The Nabataeans were a nomadic desert people that traveled throughout the Middle East and grew wealthy from successful incense and spice trades. They filled their capital city with unimaginable temples, tombs, and riches which are still being discovered by modern archaeologists today. The Nabataeans are now known for their skill to hand carve the grandest of structures and for their sophisticated water system which was key in sustaining a city of approximately 30,000 people that flourished in the middle of the desert.
We continued our hike through the desert city, passing more tombs and a theatre that could seat almost 8,000 spectators! We then reached the Colonnaded Street - the main street of Petra. It would have been the best place to trade goods and get supplies, and I can just imagine how this street would have been filled with locals and merchants from ancient times rather than the visiting tourists today.
We trekked onwards past Petra's Great Temple - a massive structure likely to have been a government building - and Qasr al-Bint - a magnificent holy site to worship the Nabataean god, Dushara. We then left the city center of Petra and began to climb. Up and up slippery steps of rock, we hiked along the sandstone mountains. Soon enough, I craned my neck forward as we reached a clearing, staring in awe of al-Dier, the Monastery. It has many similarities with the Treasury, but it is much larger, less elaborate, and is well away from the bustling center of Petra.
Petra must have been a very vibrant city, but with the arrival of the Romans in A.D. 106, devastating earthquakes and changes in trade routes, the brilliant era of Petra were over. The very memory of the capital city was almost lost over the course of the centuries, but since its rediscovery by a disguised Swiss traveler in 1812, Petra slowly grew to flourish once more.
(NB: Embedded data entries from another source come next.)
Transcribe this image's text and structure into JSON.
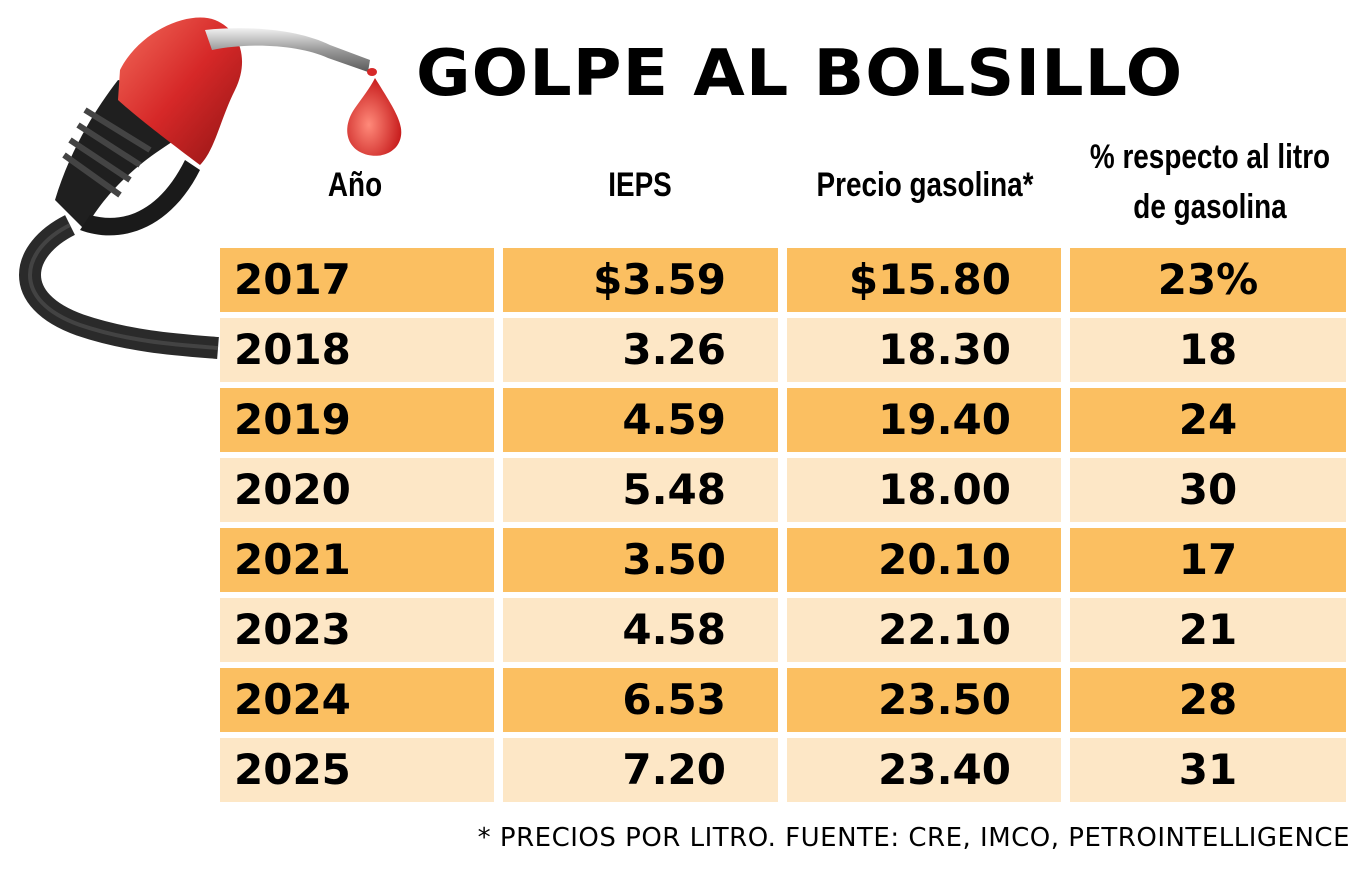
{
  "title": "GOLPE AL BOLSILLO",
  "colors": {
    "row_dark": "#fbbf61",
    "row_light": "#fde7c6",
    "nozzle_red": "#d62828",
    "hose_black": "#2a2a2a"
  },
  "illustration": {
    "icon": "fuel-nozzle-icon"
  },
  "headers": {
    "year": "Año",
    "ieps": "IEPS",
    "price": "Precio gasolina*",
    "pct_line1": "% respecto al litro",
    "pct_line2": "de gasolina"
  },
  "chart_data": {
    "type": "table",
    "title": "GOLPE AL BOLSILLO",
    "columns": [
      "Año",
      "IEPS",
      "Precio gasolina*",
      "% respecto al litro de gasolina"
    ],
    "rows": [
      {
        "year": "2017",
        "ieps": "$3.59",
        "price": "$15.80",
        "pct": "23%"
      },
      {
        "year": "2018",
        "ieps": "3.26",
        "price": "18.30",
        "pct": "18"
      },
      {
        "year": "2019",
        "ieps": "4.59",
        "price": "19.40",
        "pct": "24"
      },
      {
        "year": "2020",
        "ieps": "5.48",
        "price": "18.00",
        "pct": "30"
      },
      {
        "year": "2021",
        "ieps": "3.50",
        "price": "20.10",
        "pct": "17"
      },
      {
        "year": "2023",
        "ieps": "4.58",
        "price": "22.10",
        "pct": "21"
      },
      {
        "year": "2024",
        "ieps": "6.53",
        "price": "23.50",
        "pct": "28"
      },
      {
        "year": "2025",
        "ieps": "7.20",
        "price": "23.40",
        "pct": "31"
      }
    ],
    "footnote": "* PRECIOS POR LITRO. FUENTE: CRE, IMCO, PETROINTELLIGENCE"
  }
}
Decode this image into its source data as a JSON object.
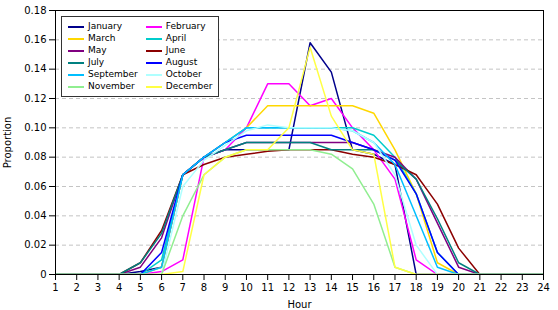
{
  "chart_data": {
    "type": "line",
    "xlabel": "Hour",
    "ylabel": "Proportion",
    "x": [
      1,
      2,
      3,
      4,
      5,
      6,
      7,
      8,
      9,
      10,
      11,
      12,
      13,
      14,
      15,
      16,
      17,
      18,
      19,
      20,
      21,
      22,
      23,
      24
    ],
    "series": [
      {
        "name": "January",
        "color": "#00008B",
        "values": [
          0,
          0,
          0,
          0,
          0.002,
          0.005,
          0.068,
          0.08,
          0.085,
          0.085,
          0.085,
          0.085,
          0.158,
          0.138,
          0.085,
          0.082,
          0.075,
          0,
          0,
          0,
          0,
          0,
          0,
          0
        ]
      },
      {
        "name": "February",
        "color": "#FF00FF",
        "values": [
          0,
          0,
          0,
          0,
          0,
          0.002,
          0.01,
          0.08,
          0.085,
          0.1,
          0.13,
          0.13,
          0.115,
          0.12,
          0.1,
          0.085,
          0.065,
          0.01,
          0,
          0,
          0,
          0,
          0,
          0
        ]
      },
      {
        "name": "March",
        "color": "#FFD700",
        "values": [
          0,
          0,
          0,
          0,
          0,
          0.005,
          0.068,
          0.08,
          0.09,
          0.1,
          0.115,
          0.115,
          0.115,
          0.115,
          0.115,
          0.11,
          0.085,
          0.055,
          0.008,
          0,
          0,
          0,
          0,
          0
        ]
      },
      {
        "name": "April",
        "color": "#00CCCC",
        "values": [
          0,
          0,
          0,
          0,
          0,
          0.01,
          0.068,
          0.08,
          0.09,
          0.1,
          0.1,
          0.1,
          0.1,
          0.1,
          0.1,
          0.095,
          0.08,
          0.055,
          0.015,
          0,
          0,
          0,
          0,
          0
        ]
      },
      {
        "name": "May",
        "color": "#800080",
        "values": [
          0,
          0,
          0,
          0,
          0.005,
          0.025,
          0.068,
          0.08,
          0.085,
          0.09,
          0.09,
          0.09,
          0.09,
          0.09,
          0.09,
          0.085,
          0.08,
          0.065,
          0.035,
          0.005,
          0,
          0,
          0,
          0
        ]
      },
      {
        "name": "June",
        "color": "#8B0000",
        "values": [
          0,
          0,
          0,
          0,
          0.008,
          0.03,
          0.068,
          0.075,
          0.08,
          0.082,
          0.084,
          0.085,
          0.085,
          0.085,
          0.082,
          0.08,
          0.075,
          0.068,
          0.048,
          0.018,
          0,
          0,
          0,
          0
        ]
      },
      {
        "name": "July",
        "color": "#008080",
        "values": [
          0,
          0,
          0,
          0,
          0.008,
          0.028,
          0.068,
          0.08,
          0.085,
          0.09,
          0.09,
          0.09,
          0.09,
          0.085,
          0.085,
          0.085,
          0.078,
          0.065,
          0.038,
          0.008,
          0,
          0,
          0,
          0
        ]
      },
      {
        "name": "August",
        "color": "#0000FF",
        "values": [
          0,
          0,
          0,
          0,
          0,
          0.015,
          0.068,
          0.08,
          0.09,
          0.095,
          0.095,
          0.095,
          0.095,
          0.095,
          0.09,
          0.085,
          0.078,
          0.055,
          0.015,
          0,
          0,
          0,
          0,
          0
        ]
      },
      {
        "name": "September",
        "color": "#00BFFF",
        "values": [
          0,
          0,
          0,
          0,
          0,
          0.005,
          0.068,
          0.08,
          0.09,
          0.1,
          0.1,
          0.1,
          0.1,
          0.1,
          0.098,
          0.09,
          0.075,
          0.04,
          0.005,
          0,
          0,
          0,
          0,
          0
        ]
      },
      {
        "name": "October",
        "color": "#AFFFFF",
        "values": [
          0,
          0,
          0,
          0,
          0,
          0,
          0.06,
          0.078,
          0.088,
          0.098,
          0.102,
          0.1,
          0.1,
          0.1,
          0.098,
          0.09,
          0.068,
          0.02,
          0,
          0,
          0,
          0,
          0,
          0
        ]
      },
      {
        "name": "November",
        "color": "#90EE90",
        "values": [
          0,
          0,
          0,
          0,
          0,
          0,
          0.04,
          0.068,
          0.08,
          0.085,
          0.085,
          0.085,
          0.085,
          0.082,
          0.072,
          0.048,
          0.005,
          0,
          0,
          0,
          0,
          0,
          0,
          0
        ]
      },
      {
        "name": "December",
        "color": "#FFFF44",
        "values": [
          0,
          0,
          0,
          0,
          0,
          0,
          0.002,
          0.068,
          0.08,
          0.085,
          0.085,
          0.1,
          0.155,
          0.108,
          0.085,
          0.082,
          0.005,
          0,
          0,
          0,
          0,
          0,
          0,
          0
        ]
      }
    ],
    "xlim": [
      1,
      24
    ],
    "ylim": [
      0,
      0.18
    ],
    "xticks": [
      1,
      2,
      3,
      4,
      5,
      6,
      7,
      8,
      9,
      10,
      11,
      12,
      13,
      14,
      15,
      16,
      17,
      18,
      19,
      20,
      21,
      22,
      23,
      24
    ],
    "yticks": [
      0,
      0.02,
      0.04,
      0.06,
      0.08,
      {
        "value": 0.1,
        "label": "0.10"
      },
      0.12,
      0.14,
      0.16,
      0.18
    ],
    "grid": true,
    "legend": "upper left"
  }
}
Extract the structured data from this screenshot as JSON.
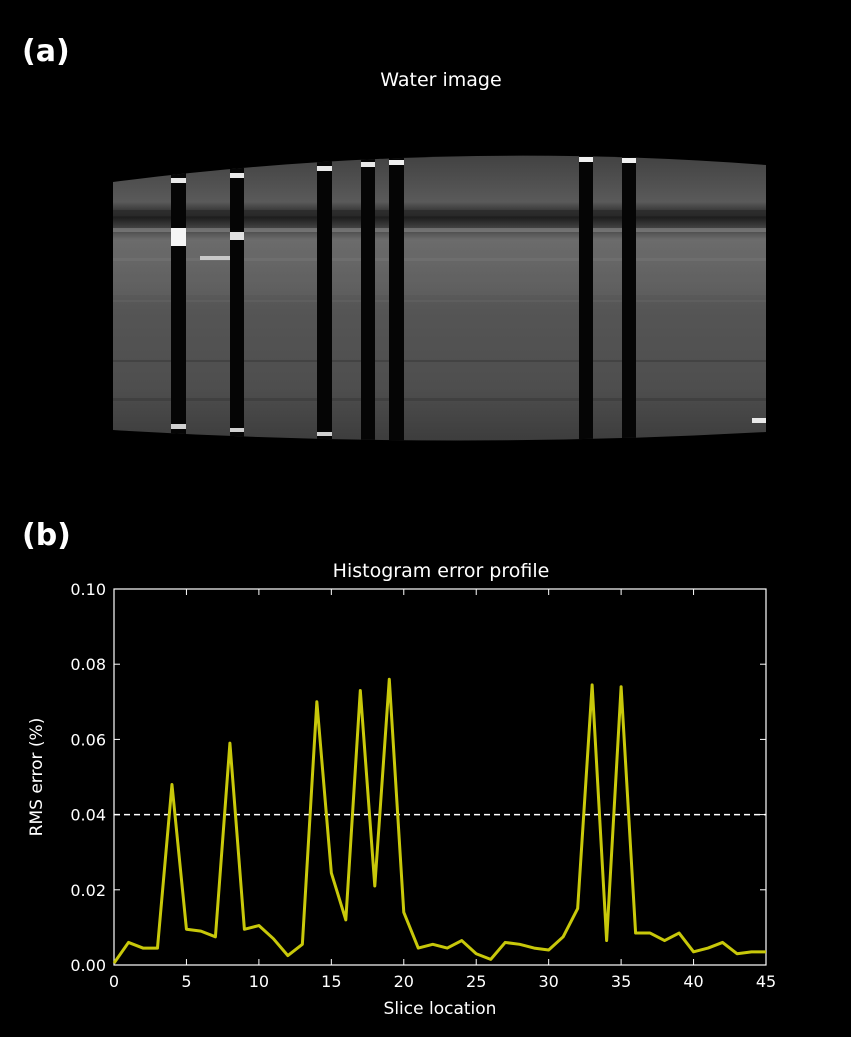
{
  "panel_a": {
    "label": "(a)",
    "title": "Water image"
  },
  "panel_b": {
    "label": "(b)"
  },
  "colors": {
    "background": "#000000",
    "line": "#c8c80a",
    "threshold": "#ffffff",
    "axes": "#ffffff"
  },
  "chart_data": {
    "type": "line",
    "title": "Histogram error profile",
    "xlabel": "Slice location",
    "ylabel": "RMS error (%)",
    "xlim": [
      0,
      45
    ],
    "ylim": [
      0,
      0.1
    ],
    "xticks": [
      0,
      5,
      10,
      15,
      20,
      25,
      30,
      35,
      40,
      45
    ],
    "xtick_labels": [
      "0",
      "5",
      "10",
      "15",
      "20",
      "25",
      "30",
      "35",
      "40",
      "45"
    ],
    "yticks": [
      0,
      0.02,
      0.04,
      0.06,
      0.08,
      0.1
    ],
    "ytick_labels": [
      "0.00",
      "0.02",
      "0.04",
      "0.06",
      "0.08",
      "0.10"
    ],
    "threshold": 0.04,
    "grid": false,
    "series": [
      {
        "x": [
          0,
          1,
          2,
          3,
          4,
          5,
          6,
          7,
          8,
          9,
          10,
          11,
          12,
          13,
          14,
          15,
          16,
          17,
          18,
          19,
          20,
          21,
          22,
          23,
          24,
          25,
          26,
          27,
          28,
          29,
          30,
          31,
          32,
          33,
          34,
          35,
          36,
          37,
          38,
          39,
          40,
          41,
          42,
          43,
          44,
          45
        ],
        "values": [
          0.0005,
          0.006,
          0.0045,
          0.0045,
          0.048,
          0.0095,
          0.009,
          0.0075,
          0.059,
          0.0095,
          0.0105,
          0.007,
          0.0025,
          0.0055,
          0.07,
          0.0245,
          0.012,
          0.073,
          0.021,
          0.076,
          0.014,
          0.0045,
          0.0055,
          0.0045,
          0.0065,
          0.003,
          0.0015,
          0.006,
          0.0055,
          0.0045,
          0.004,
          0.0075,
          0.015,
          0.0745,
          0.0065,
          0.074,
          0.0085,
          0.0085,
          0.0065,
          0.0085,
          0.0035,
          0.0045,
          0.006,
          0.003,
          0.0035,
          0.0035
        ]
      }
    ]
  }
}
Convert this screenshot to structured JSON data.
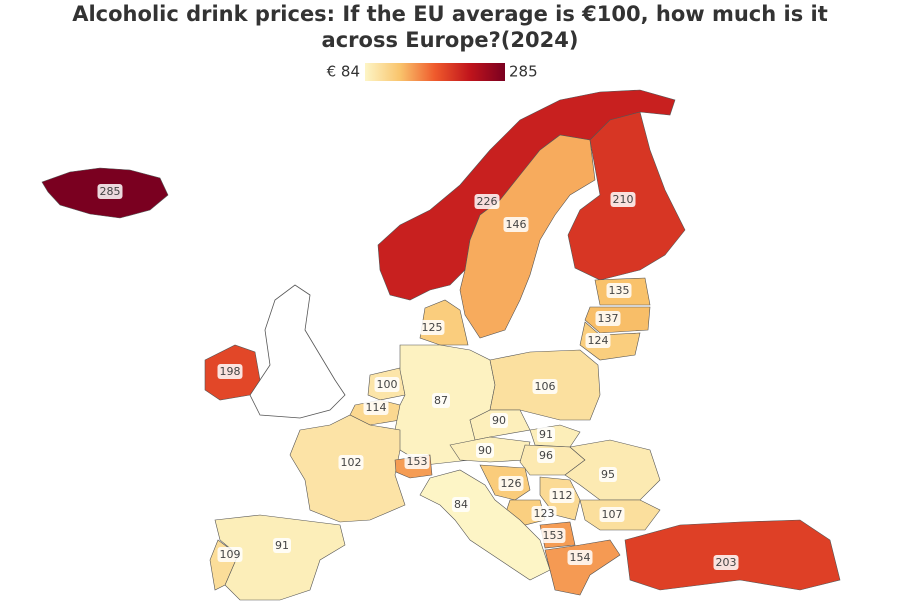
{
  "title_lines": [
    "Alcoholic drink prices: If the EU average is €100, how much is it",
    "across Europe?(2024)"
  ],
  "colorbar": {
    "min": {
      "value": 84,
      "label": "€ 84"
    },
    "max": 285,
    "colors": [
      "#fdf5c6",
      "#f9c46c",
      "#ef5a2c",
      "#c0141c",
      "#7a0020"
    ]
  },
  "regions": [
    285,
    226,
    146,
    210,
    135,
    137,
    124,
    125,
    198,
    100,
    114,
    87,
    106,
    102,
    90,
    91,
    90,
    153,
    96,
    95,
    126,
    112,
    123,
    84,
    107,
    153,
    154,
    203,
    91,
    109
  ]
}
The archaeological site was declared a UNESCO World Heritage Site in 1985, and four years later it was featured in Indiana Jones and the Last Crusade movie, making it even more well known to the rest of the world. Later in 2007, it was also named as one of the New 7 Wonders of the World! It is hard to believe that only fifteen percent of Petra, Jordan's most visited tourist attraction, has been excavated, while the remaining eighty-five percent is still waiting to be unearthed and discovered.